Rechazamos la tan cara ruta, comimos, y emprendimos el resto del tour de nuevo. Tuvimos que hacer una parada técnica, momento durante el cual el chofer creyó oportuno realizar una llamada telefónica. Y, nuestro amigo P, de ideas tan brillantes siempre, decidió recurrir a Google Translate para transcribir la conversación:
“He atropellado a un gato o algo. ¿Qué puedo decir?

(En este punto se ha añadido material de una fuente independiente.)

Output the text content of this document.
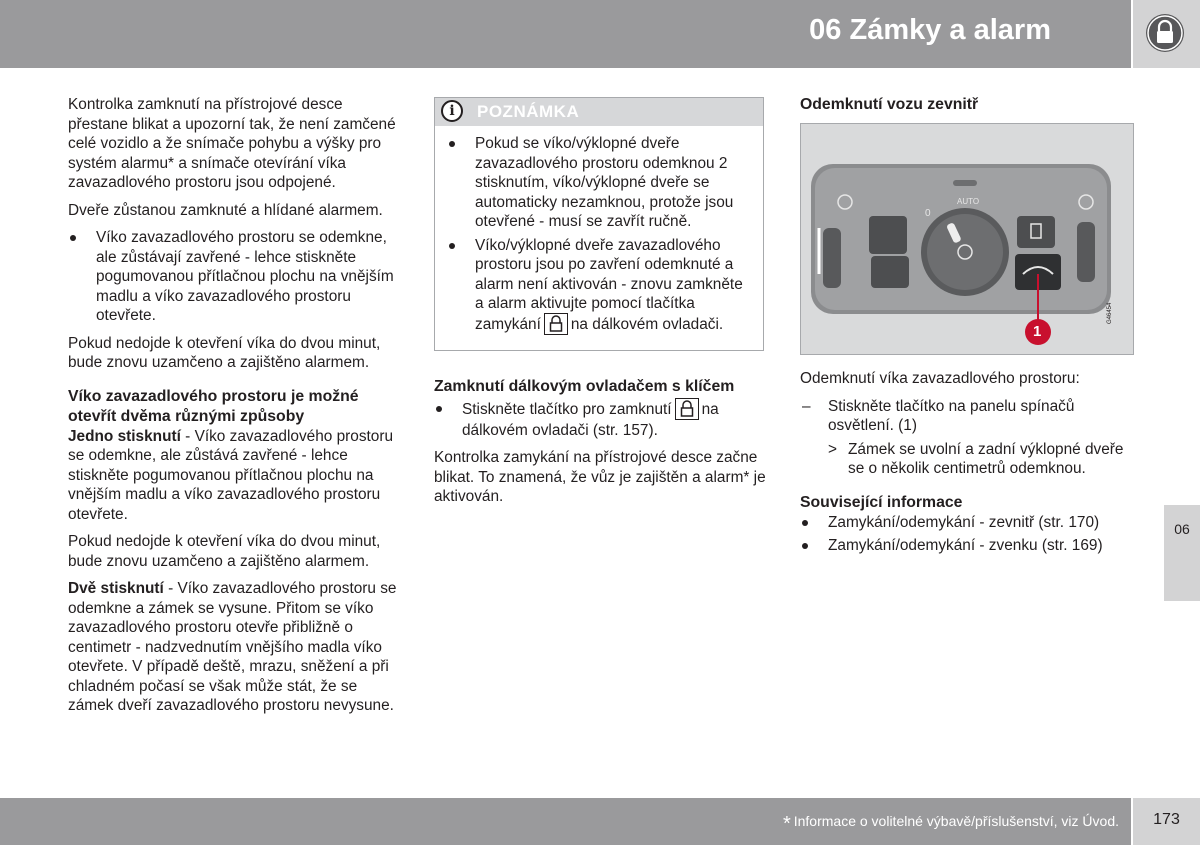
06 Zámky a alarm

Kontrolka zamknutí na přístrojové desce přestane blikat a upozorní tak, že není zamčené celé vozidlo a že snímače pohybu a výšky pro systém alarmu* a snímače otevírání víka zavazadlového prostoru jsou odpojené.

Dveře zůstanou zamknuté a hlídané alarmem.

Víko zavazadlového prostoru se odemkne, ale zůstávají zavřené - lehce stiskněte pogumovanou přítlačnou plochu na vnějším madlu a víko zavazadlového prostoru otevřete.

Pokud nedojde k otevření víka do dvou minut, bude znovu uzamčeno a zajištěno alarmem.

Víko zavazadlového prostoru je možné otevřít dvěma různými způsoby

Jedno stisknutí - Víko zavazadlového prostoru se odemkne, ale zůstává zavřené - lehce stiskněte pogumovanou přítlačnou plochu na vnějším madlu a víko zavazadlového prostoru otevřete.

Pokud nedojde k otevření víka do dvou minut, bude znovu uzamčeno a zajištěno alarmem.

Dvě stisknutí - Víko zavazadlového prostoru se odemkne a zámek se vysune. Přitom se víko zavazadlového prostoru otevře přibližně o centimetr - nadzvednutím vnějšího madla víko otevřete. V případě deště, mrazu, sněžení a při chladném počasí se však může stát, že se zámek dveří zavazadlového prostoru nevysune.

i	POZNÁMKA
Pokud se víko/výklopné dveře zavazadlového prostoru odemknou 2 stisknutím, víko/výklopné dveře se automaticky nezamknou, protože jsou otevřené - musí se zavřít ručně.
Víko/výklopné dveře zavazadlového prostoru jsou po zavření odemknuté a alarm není aktivován - znovu zamkněte a alarm aktivujte pomocí tlačítka zamykání na dálkovém ovladači.
Zamknutí dálkovým ovladačem s klíčem
Stiskněte tlačítko pro zamknutí na dálkovém ovladači (str. 157).

Kontrolka zamykání na přístrojové desce začne blikat. To znamená, že vůz je zajištěn a alarm* je aktivován.

Odemknutí vozu zevnitř
AUTO
0
1
G46454

Odemknutí víka zavazadlového prostoru:

– Stiskněte tlačítko na panelu spínačů osvětlení. (1)
> Zámek se uvolní a zadní výklopné dveře se o několik centimetrů odemknou.
Související informace
Zamykání/odemykání - zevnitř (str. 170)
Zamykání/odemykání - zvenku (str. 169)
06
* Informace o volitelné výbavě/příslušenství, viz Úvod.	173
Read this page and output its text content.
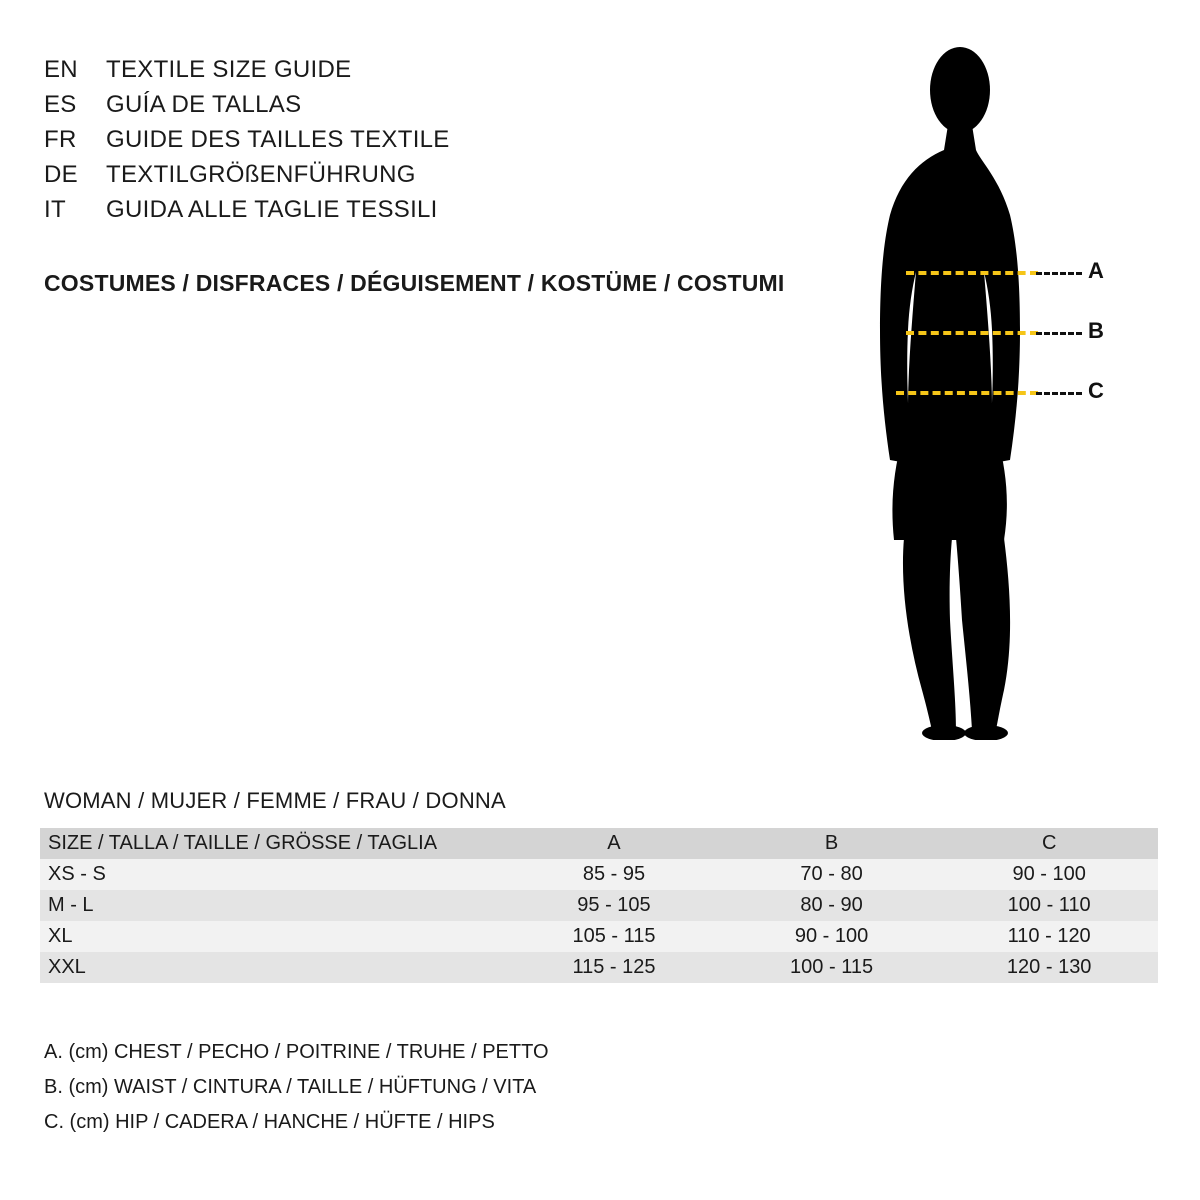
EN	TEXTILE SIZE GUIDE
ES	GUÍA DE TALLAS
FR	GUIDE DES TAILLES TEXTILE
DE	TEXTILGRÖßENFÜHRUNG
IT	GUIDA ALLE TAGLIE TESSILI
COSTUMES / DISFRACES / DÉGUISEMENT / KOSTÜME / COSTUMI	A
B
C
WOMAN / MUJER / FEMME / FRAU / DONNA
SIZE / TALLA / TAILLE / GRÖSSE / TAGLIA	A	B	C
XS - S	85 - 95	70 - 80	90 - 100
M - L	95 - 105	80 - 90	100 - 110
XL	105 - 115	90 - 100	110 - 120
XXL	115 - 125	100 - 115	120 - 130
A. (cm) CHEST / PECHO / POITRINE / TRUHE / PETTO
B. (cm) WAIST / CINTURA / TAILLE / HÜFTUNG / VITA
C. (cm) HIP / CADERA / HANCHE / HÜFTE / HIPS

Realmente necesito dinero.”
No pudimos traducir nada más de aquella llamada, pero el conductor estaba realmente angustiado por aquel accidente que había causado en medio de la nada y que nos había dejado tan mal cuerpo.
Nos reímos durante el resto del trayecto, ya no recuerdo si por lo que dijo el hombre o por el hecho de que a P le hubiese entrado la curiosidad de saber qué estaba diciendo. No solo nos habían hecho pagar una pasta por aquel simple tour sino que nos habían adjudicado a un guía que no sabía hablar inglés y a un chofer que no sabía conducir. Ambos eran la misma persona. El cuerpo inerte del pobre perro sarnoso se esfumó de debajo del arma homicida. O bien revivió como Lázaro, imagen que las pinturas de las cuevas de Capadocia representaban con frecuencia; o bien su cuerpo no estaba tan inerte como pensábamos.
De vuelta en el hotel el turco nos despidió exigiendo una propina por el servicio prestado. Imagino que si hubiesen timado a una familia con chalet en El Viso, ésta hubiese sido generosa. No obstante, teniendo en cuenta que éramos estudiantes a los que habían saqueado en Estambúl, y que frecuentábamos poco los ATMs (y por ende no teníamos cash), no pudimos darle al pobre hombre más que 25TL. Ochenta míseros céntimos.
Si vuelvo a visitar Capadocia, y espero que sí, pediré que le llamen para que me preste el servicio de nuevo aunque, esta vez, en lugar de dejarle una pobre propina, quizás me anime a enseñarle como se usa el freno. Porque a juzgar por la escena que presenciamos y la inflación del país, las autoescuelas turcas deben estar sin clientela y (como diría mi abuelo) los carnets se reparten en una tómbola nacional.